Throughout this year, I’ve been working on slowing down.  In the midst of this holiday season, it doesn’t  feel like I’m achieving that goal, but I have caught myself thinking about stressors a little differently.

The poor little Fit.  Not feeling so euphoric today.

The poor little Fit. Not feeling so euphoric today.

A few weeks ago my car go rear ended.  While I wait for it to be fixed, I’ve driven a rental, used Matt’s car, and borrowed a car from a friend.  Each of these cars is a little different.  The gas tank is on a different side, the way you open the tank changes, how you unlock or lock the cars is all unique.  Everything from the lights to the windshield wipers to whether or not there is an ice scraper nearby is different in each and every vehicle.  And the trouble is I notice the difference when I’m in a rush.  Heading out for class, there’s a frost, and I can’t find the scraper.  Have my arms filled with stuff and realize the car I have today needs you to hold the key in your hand in order to open it.  Go to open the trunk and realize I don’t know how.

They are all mild nuisances in the scheme of life, but my first thought is utter frustration.  So I changed my thought process.  I realized all these little changes that throw me off for a mere ten seconds are helping keep me present.  Normally, I’d hop in my car and go through the motions mindlessly.   The past four weeks, at least when driving, that hasn’t been an option.  Every car’s blind spot is different.  Every car’s turn signal works differently.  My hands free isn’t available.  I’ve learned I’m prone to thinking the hazards are the defrost.  They  never are.  Small things I’d been taking for granted require a little extra attention.

It’s still frustrating not to have my car.  And I cannot wait to have it back, but in some ways this has been a good reminder to appreciate the little things I take for granted, and to bring me back to the moment in a world that seems to be whirling by in a whiz.  And I wouldn’t have thought of these as opportunities to be present if my car hadn’t been damaged.

I’ve read that changing your routine is good for your mind.  Things like brushing your teeth with the other hand or taking a different route to work are meant to keep your brain healthy.  Well, driving different cars can get added to the list.  And here’s a few more if you’re looking for any.

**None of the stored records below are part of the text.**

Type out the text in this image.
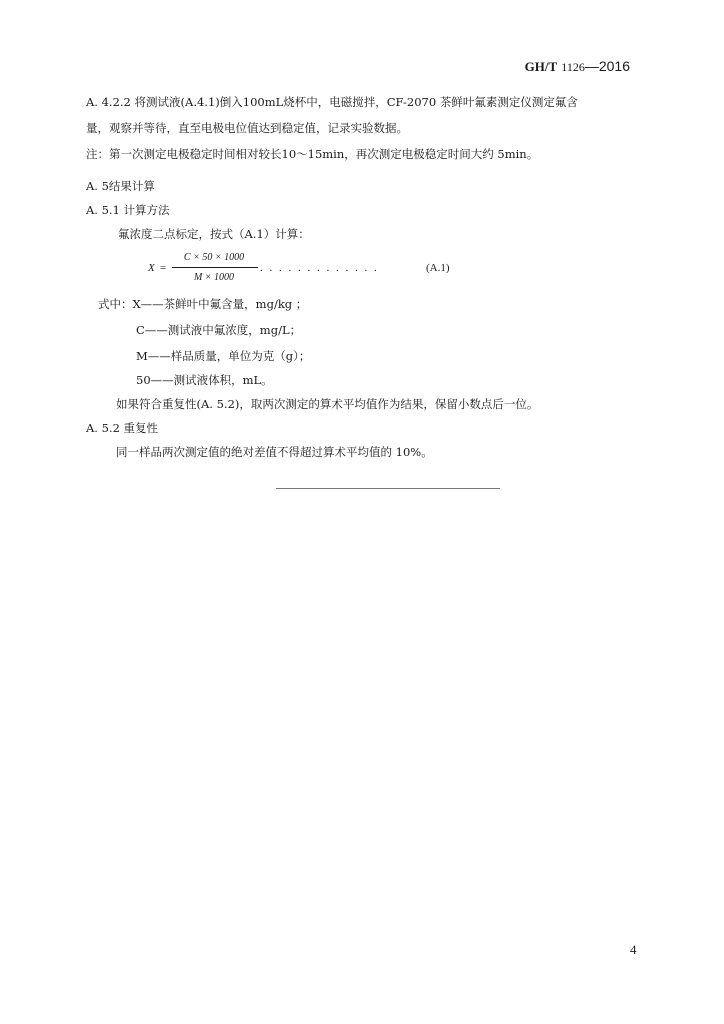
GH/T 1126—2016
A. 4.2.2 将测试液(A.4.1)倒入100mL烧杯中，电磁搅拌，CF-2070 茶鲜叶氟素测定仪测定氟含
量，观察并等待，直至电极电位值达到稳定值，记录实验数据。
注：第一次测定电极稳定时间相对较长10～15min，再次测定电极稳定时间大约 5min。
A. 5结果计算
A. 5.1 计算方法
氟浓度二点标定，按式（A.1）计算：
X =
C × 50 × 1000
M × 1000
. . . . . . . . . . . . .	(A.1)
式中：X——茶鲜叶中氟含量，mg/kg ；
C——测试液中氟浓度，mg/L；
M——样品质量，单位为克（g）；
50——测试液体积，mL。
如果符合重复性(A. 5.2)，取两次测定的算术平均值作为结果，保留小数点后一位。
A. 5.2 重复性
同一样品两次测定值的绝对差值不得超过算术平均值的 10%。
4
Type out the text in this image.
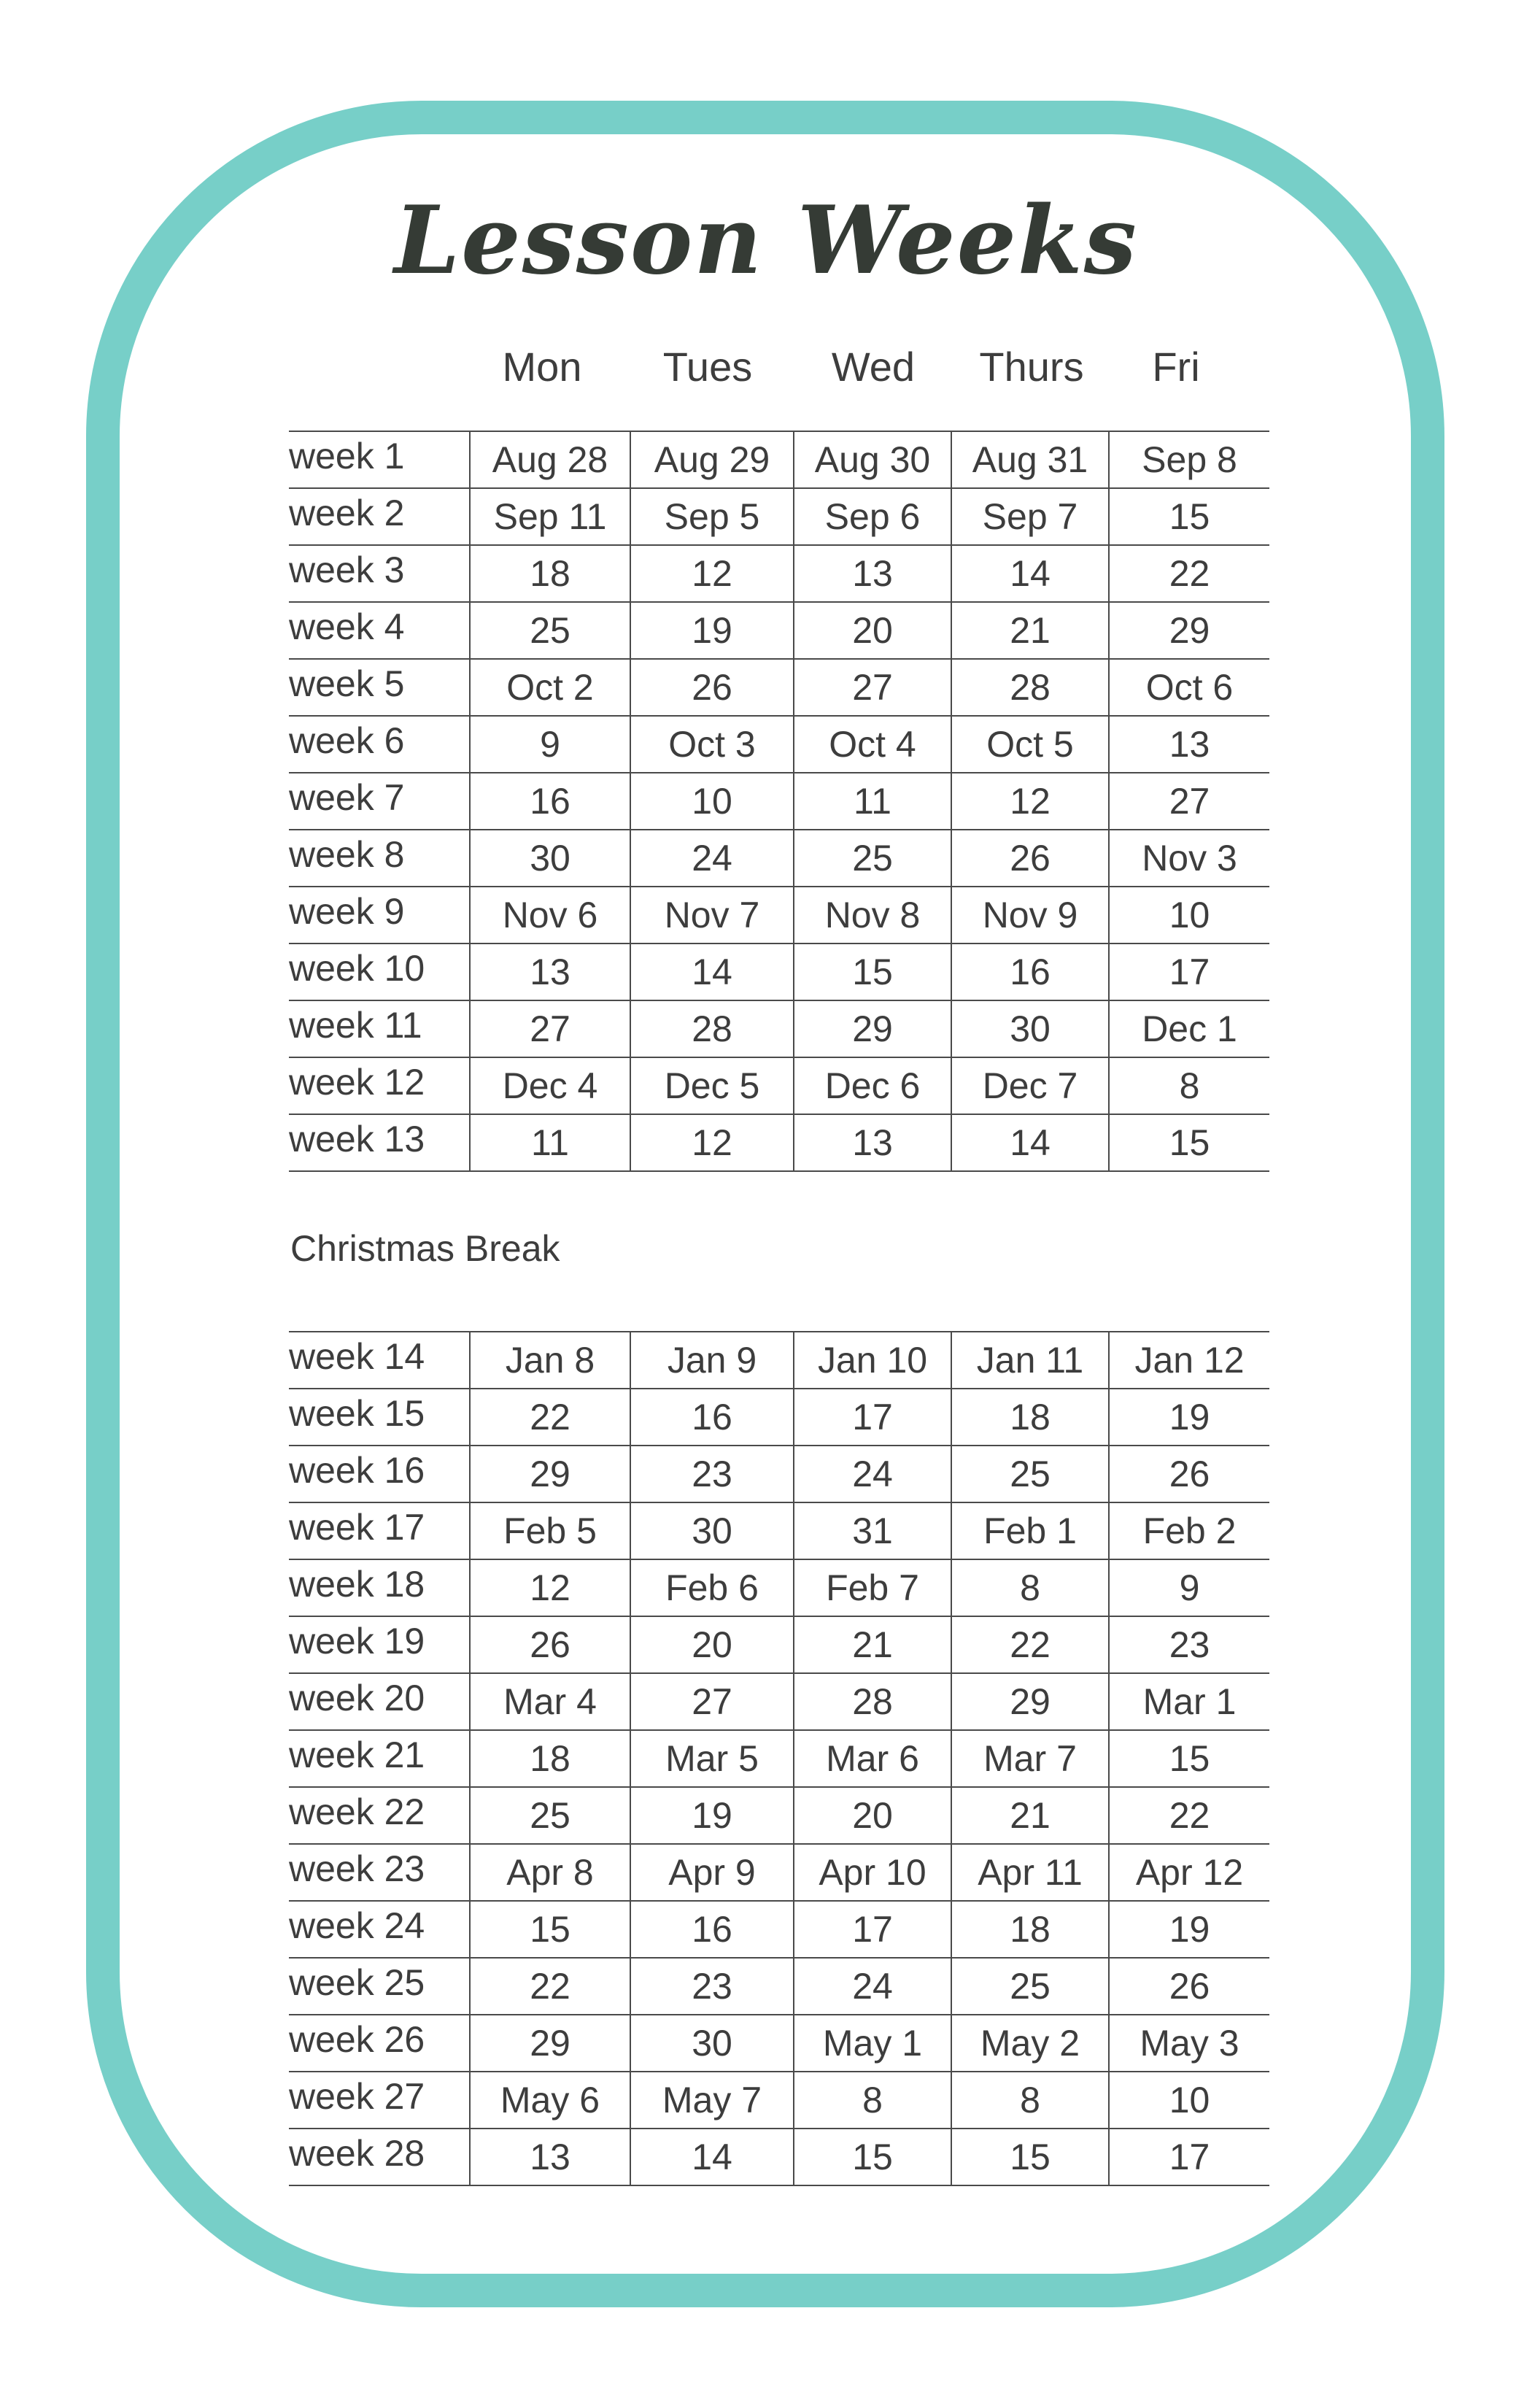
Lesson Weeks
Mon Tues Wed Thurs Fri
week 1	Aug 28	Aug 29	Aug 30	Aug 31	Sep 8
week 2	Sep 11	Sep 5	Sep 6	Sep 7	15
week 3	18	12	13	14	22
week 4	25	19	20	21	29
week 5	Oct 2	26	27	28	Oct 6
week 6	9	Oct 3	Oct 4	Oct 5	13
week 7	16	10	11	12	27
week 8	30	24	25	26	Nov 3
week 9	Nov 6	Nov 7	Nov 8	Nov 9	10
week 10	13	14	15	16	17
week 11	27	28	29	30	Dec 1
week 12	Dec 4	Dec 5	Dec 6	Dec 7	8
week 13	11	12	13	14	15
Christmas Break
week 14	Jan 8	Jan 9	Jan 10	Jan 11	Jan 12
week 15	22	16	17	18	19
week 16	29	23	24	25	26
week 17	Feb 5	30	31	Feb 1	Feb 2
week 18	12	Feb 6	Feb 7	8	9
week 19	26	20	21	22	23
week 20	Mar 4	27	28	29	Mar 1
week 21	18	Mar 5	Mar 6	Mar 7	15
week 22	25	19	20	21	22
week 23	Apr 8	Apr 9	Apr 10	Apr 11	Apr 12
week 24	15	16	17	18	19
week 25	22	23	24	25	26
week 26	29	30	May 1	May 2	May 3
week 27	May 6	May 7	8	8	10
week 28	13	14	15	15	17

Little Ways to Challenge Your Brain in the New Year:

  • At an exercise class, start with the side you normally don’t
  • Next time you come to class sit someplace different
  • When you cross your legs, cross them in the opposite direction
  • While showering try doing your routine in a different order
  • Next time you eat, try using your less dominant hand
  • Throughout the day, notice all the little things your brain and body are just doing for you and be impressed, because while living in the moment is important, what our mind and body is capable of learning is also pretty cool.

(Note: By the time you are reading this, I probably do have my car back.)